The past 18 months of reporting and campaigning over the mistreatment of women in politics has hammered home the truth that the personal is political. Maybe the lesson from this latest story is that, sometimes, the political just ain’t personal.
In the “Desperation for a Story Stakes”, I think David Crowe’s report of his “emotional interview” with Michael Danby wins hands down. He failed completely to note that Danby was a mentor of Landeryou and a member of Kitching’s Vic Right faction, and was using the “interview” to further his faction’s political agenda. No context from Crowe, just acting as Danby’s stenographer. And that was after Danby had already been given a similarly context-free opportunity on ABC’s 7.30. Talk about lazy journalism and slow news days.
And a danger to democracy.
Many of the lazy journo brigade fail to realise that a local community does have ‘local knowledge’ of what is actually going on in our ‘patch’. Many Melbourne citizens have a ‘view’ and detailed local knowledge of the Liberal and Labor factions that operate in our State.The lazy journos are insulting us with the half-arsed reporting of the ‘real background’ to this saga. KK was a right-wing ‘plant’.being influenced by who??
..No context from Crowe, just acting as Danby’s stenographer. And that was after Danby had already been given a similarly context-free opportunity on ABC’s 7.30.
I didn’t read Crowe’s article but I did watch the 7:30 episode. Speaking only for myself I think that I was able to draw my own conclusions from Danby’s interview and comments, s to where he stood and which barrow he was attempting to push. I had noticed the questions Kitching had asked and the comments she had made in Senate hearings; I recall the many twists and turns of Landeryou’s career; I remember when Danby was an MP and what his views were.
Joining the dots may be difficult for journos but some of us have good memories – and there is also Wiki to supply some forgotten details.
If media hacks can’t and won’t give us the bigger picture (because they can’t see it for their own political narrative and agenda – or to protect their access to sources by running such protection and interference for those sources, willing to trade their position and what that position accesses), we know where to go for that : and it makes them look pretty bloody puerile in their “calling”.
The partisan, subjective, political play-time media is sweeping half the story under the mat that is their own political ideology and agenda…. and they think us rubes won’t, and don’t, notice?
Then they wonder why we rubes are pissed at both politics and them (and their politics).
“The Morrison government has just stopped doing, well, pretty much anything.
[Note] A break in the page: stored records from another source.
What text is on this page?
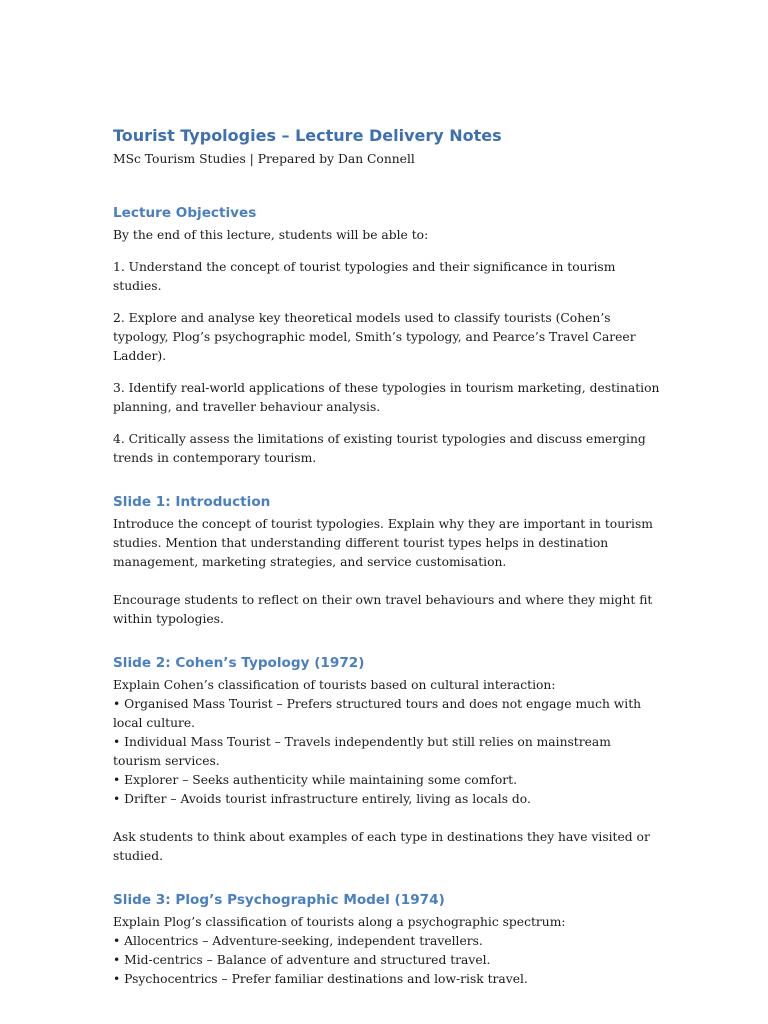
Tourist Typologies – Lecture Delivery Notes

MSc Tourism Studies | Prepared by Dan Connell

Lecture Objectives

By the end of this lecture, students will be able to:

1. Understand the concept of tourist typologies and their significance in tourism studies.

2. Explore and analyse key theoretical models used to classify tourists (Cohen’s typology, Plog’s psychographic model, Smith’s typology, and Pearce’s Travel Career Ladder).

3. Identify real-world applications of these typologies in tourism marketing, destination planning, and traveller behaviour analysis.

4. Critically assess the limitations of existing tourist typologies and discuss emerging trends in contemporary tourism.

Slide 1: Introduction

Introduce the concept of tourist typologies. Explain why they are important in tourism studies. Mention that understanding different tourist types helps in destination management, marketing strategies, and service customisation.

Encourage students to reflect on their own travel behaviours and where they might fit within typologies.

Slide 2: Cohen’s Typology (1972)

Explain Cohen’s classification of tourists based on cultural interaction:

• Organised Mass Tourist – Prefers structured tours and does not engage much with local culture.

• Individual Mass Tourist – Travels independently but still relies on mainstream tourism services.

• Explorer – Seeks authenticity while maintaining some comfort.

• Drifter – Avoids tourist infrastructure entirely, living as locals do.

Ask students to think about examples of each type in destinations they have visited or studied.

Slide 3: Plog’s Psychographic Model (1974)

Explain Plog’s classification of tourists along a psychographic spectrum:

• Allocentrics – Adventure-seeking, independent travellers.

• Mid-centrics – Balance of adventure and structured travel.

• Psychocentrics – Prefer familiar destinations and low-risk travel.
That’s a disaster for short-staffed media that have come to rely on federal politics to fill the “this matters” content quota. Morrison knows this: he’s built his regular-as-clockwork announceables schedule around it.”
One thing they are doing well it appears is providing pre digested talking points to “journalists” from the like of the News Corp, Nine media etc to regurgitate. There is no media these days, it’s all propaganda.
Big Swinging Chicks versus a cry-bully. Both sides playing the Deny Attack Reverse Victim Offender (darvo) routine. Poor bugger me.
Murdoch Press is ‘filling’ an abyss of ignorance. Why?
Because their favoured conscript has absolutely no idea as to what to offer; week’s out from a national Election. Other than sling public monies, promises, right, left and centre.
I wonder if a lot of voters aren’t afraid to be proven wrong in their instincts; that thus look to any sources that that feeds, nurtures, flatters, props up and even promotes that instinct – and provides a herd to hide in?
Those who prefer the herd have the security of their nose up under someone else’s tail – no edifying perhaps but if some horrible happens it happens to the one in front first.
Funny the things that comfort some people.
Insiders (David Speers) gave Maiden what seemed like a 15 minute diatribe on the issue last Sunday. Despite the other guests trying to interject and provide some alternate view other than that the Kitching case was yet another case of political bullying; they couldn’t get a word in edgewise.